Insicurezza di massa

L’automobile è uno dei sistemi di trasporto più utilizzato e diffuso al mondo. Si può accedere facilmente ai sistemi perché non cambiano dopo essere stati messi in commercio. Sono basati su versioni che non vengono mai patchate di Android per il sistema di infotainment o anche del VOS, il Vehicle Operating System che controlla il motore, la trasmissione e altre funzioni di guida dell’automobile. Con il passare del tempo le vulnerabilità vengono scoperte ma le auto, che hanno cicli di vita di dieci e più anni, non prevedono neanche la possibilità di aggiornamenti.

 

Entrare senza problemi

Il primo punto di insicurezza è l’apertura dell’auto quando questa avviene senza chiavi. In Germania su 237 modelli di auto che si aprono keyless, 230 possono essere aperti con un attacco di tipo relay, cioè registrando e ripetendo il segnale codificato. Ma ci sono anche gli attacchi che permettono di sfruttare le vulnerabilità dei sistemi interni e di controllare tutto: dal sistema di intrattenimento all’accensione sino all’impianto di climatizzazione. Questo dell’insicurezza delle auto moderne è uno dei problemi più grandi che, nei prossimi anni, peggiorerà sempre di più man mano che gli attuali, nuovi modelli, invecchieranno senza patch.

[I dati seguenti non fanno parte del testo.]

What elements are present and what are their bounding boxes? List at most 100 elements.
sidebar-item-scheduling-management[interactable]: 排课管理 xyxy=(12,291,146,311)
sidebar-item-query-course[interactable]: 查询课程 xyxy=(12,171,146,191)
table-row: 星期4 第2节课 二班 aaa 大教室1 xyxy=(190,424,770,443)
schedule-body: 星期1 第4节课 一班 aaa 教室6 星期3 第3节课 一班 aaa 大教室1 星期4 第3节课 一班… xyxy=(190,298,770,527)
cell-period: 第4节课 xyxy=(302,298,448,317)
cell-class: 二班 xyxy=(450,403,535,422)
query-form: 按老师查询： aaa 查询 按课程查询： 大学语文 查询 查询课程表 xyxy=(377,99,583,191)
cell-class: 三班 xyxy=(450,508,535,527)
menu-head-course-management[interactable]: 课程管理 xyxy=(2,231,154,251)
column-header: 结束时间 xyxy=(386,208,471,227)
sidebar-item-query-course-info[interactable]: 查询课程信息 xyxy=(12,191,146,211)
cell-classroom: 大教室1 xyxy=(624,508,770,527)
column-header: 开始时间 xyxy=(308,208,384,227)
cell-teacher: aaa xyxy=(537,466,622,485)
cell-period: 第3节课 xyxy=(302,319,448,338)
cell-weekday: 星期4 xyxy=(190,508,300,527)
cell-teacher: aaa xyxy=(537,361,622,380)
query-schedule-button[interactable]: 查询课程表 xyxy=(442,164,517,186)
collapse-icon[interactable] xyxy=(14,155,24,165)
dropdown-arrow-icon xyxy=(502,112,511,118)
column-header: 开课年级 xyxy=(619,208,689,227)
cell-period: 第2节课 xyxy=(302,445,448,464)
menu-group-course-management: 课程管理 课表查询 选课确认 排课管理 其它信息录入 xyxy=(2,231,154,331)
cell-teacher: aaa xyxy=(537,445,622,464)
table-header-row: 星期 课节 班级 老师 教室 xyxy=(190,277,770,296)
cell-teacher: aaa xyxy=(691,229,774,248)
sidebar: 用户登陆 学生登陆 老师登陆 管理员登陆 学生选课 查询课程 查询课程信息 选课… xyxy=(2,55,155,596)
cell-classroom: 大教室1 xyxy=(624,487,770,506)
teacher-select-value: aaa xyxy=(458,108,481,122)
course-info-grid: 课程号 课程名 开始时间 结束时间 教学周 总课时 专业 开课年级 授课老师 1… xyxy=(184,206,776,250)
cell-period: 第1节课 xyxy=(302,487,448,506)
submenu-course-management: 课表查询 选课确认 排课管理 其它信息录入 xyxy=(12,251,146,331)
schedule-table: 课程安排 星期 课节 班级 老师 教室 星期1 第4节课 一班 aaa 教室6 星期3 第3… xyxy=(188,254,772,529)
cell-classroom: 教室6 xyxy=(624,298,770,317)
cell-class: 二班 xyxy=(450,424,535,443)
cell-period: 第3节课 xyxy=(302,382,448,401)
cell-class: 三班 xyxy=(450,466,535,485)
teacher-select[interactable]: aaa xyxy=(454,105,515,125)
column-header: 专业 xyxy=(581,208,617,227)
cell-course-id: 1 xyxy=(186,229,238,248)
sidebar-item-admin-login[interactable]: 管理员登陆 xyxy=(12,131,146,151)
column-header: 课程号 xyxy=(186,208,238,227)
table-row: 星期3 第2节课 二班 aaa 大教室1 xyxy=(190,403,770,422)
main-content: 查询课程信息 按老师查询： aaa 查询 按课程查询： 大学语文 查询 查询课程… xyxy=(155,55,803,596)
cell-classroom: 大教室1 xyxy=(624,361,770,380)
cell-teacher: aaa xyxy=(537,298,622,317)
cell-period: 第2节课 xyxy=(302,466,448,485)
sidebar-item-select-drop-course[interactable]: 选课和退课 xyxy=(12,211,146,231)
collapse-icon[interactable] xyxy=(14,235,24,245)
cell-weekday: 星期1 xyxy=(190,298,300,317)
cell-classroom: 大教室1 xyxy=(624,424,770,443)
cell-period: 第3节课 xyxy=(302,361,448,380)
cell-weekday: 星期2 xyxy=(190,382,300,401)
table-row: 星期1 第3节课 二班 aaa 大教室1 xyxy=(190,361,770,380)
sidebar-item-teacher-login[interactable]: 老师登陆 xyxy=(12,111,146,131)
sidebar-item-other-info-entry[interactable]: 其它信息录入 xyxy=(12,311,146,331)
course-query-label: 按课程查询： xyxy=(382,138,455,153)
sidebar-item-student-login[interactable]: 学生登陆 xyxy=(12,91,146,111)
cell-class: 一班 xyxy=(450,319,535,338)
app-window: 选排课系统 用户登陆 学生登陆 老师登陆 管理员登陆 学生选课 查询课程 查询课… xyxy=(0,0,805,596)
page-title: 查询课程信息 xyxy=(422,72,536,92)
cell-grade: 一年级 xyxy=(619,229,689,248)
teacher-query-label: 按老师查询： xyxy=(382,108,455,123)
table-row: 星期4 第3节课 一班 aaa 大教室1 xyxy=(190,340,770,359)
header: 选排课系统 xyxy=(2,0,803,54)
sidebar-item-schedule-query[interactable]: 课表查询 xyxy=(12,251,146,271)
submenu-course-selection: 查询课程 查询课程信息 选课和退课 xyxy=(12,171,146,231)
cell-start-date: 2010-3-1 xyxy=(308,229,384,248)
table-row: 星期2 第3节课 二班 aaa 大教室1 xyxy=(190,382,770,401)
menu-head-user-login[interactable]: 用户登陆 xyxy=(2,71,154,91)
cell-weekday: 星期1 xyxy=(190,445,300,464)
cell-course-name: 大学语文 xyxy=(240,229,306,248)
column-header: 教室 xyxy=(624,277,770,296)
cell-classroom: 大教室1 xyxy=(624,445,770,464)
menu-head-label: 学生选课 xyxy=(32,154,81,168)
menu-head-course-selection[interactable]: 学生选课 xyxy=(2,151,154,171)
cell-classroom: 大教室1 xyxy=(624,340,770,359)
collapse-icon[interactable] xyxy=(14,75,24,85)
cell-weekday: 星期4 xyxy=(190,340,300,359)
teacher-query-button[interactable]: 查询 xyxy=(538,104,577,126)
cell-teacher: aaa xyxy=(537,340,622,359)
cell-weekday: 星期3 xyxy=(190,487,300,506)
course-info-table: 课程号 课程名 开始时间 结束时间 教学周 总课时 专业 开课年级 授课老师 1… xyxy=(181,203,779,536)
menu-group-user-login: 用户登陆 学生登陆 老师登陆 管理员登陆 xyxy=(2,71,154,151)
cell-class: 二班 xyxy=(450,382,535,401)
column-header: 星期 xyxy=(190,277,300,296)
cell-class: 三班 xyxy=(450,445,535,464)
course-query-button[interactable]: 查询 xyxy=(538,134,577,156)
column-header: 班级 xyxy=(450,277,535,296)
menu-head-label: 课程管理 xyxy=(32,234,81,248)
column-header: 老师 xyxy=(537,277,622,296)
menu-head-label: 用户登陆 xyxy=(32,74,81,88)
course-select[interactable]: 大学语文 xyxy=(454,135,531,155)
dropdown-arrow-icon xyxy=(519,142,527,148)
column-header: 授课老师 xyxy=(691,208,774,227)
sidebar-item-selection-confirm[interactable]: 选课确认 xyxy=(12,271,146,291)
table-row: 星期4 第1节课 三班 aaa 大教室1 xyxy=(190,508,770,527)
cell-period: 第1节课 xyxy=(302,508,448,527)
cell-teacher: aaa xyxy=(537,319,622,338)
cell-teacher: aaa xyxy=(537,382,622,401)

La nuova leva delle automobili che utilizzano sistemi operativi di guida autonoma usano DriveWorks, sviluppato da Nvidia, che fornisce anche l’hardware. Red Hat ha sviluppato il suo IVOS, In-Vehicle Operating System basato su Rhel, Red Hat Enteprise Linux. Google, Microsoft e Apple collaborano per creare una piattaforma comune di guida autonoma chiamata Mentor Nucleus OS.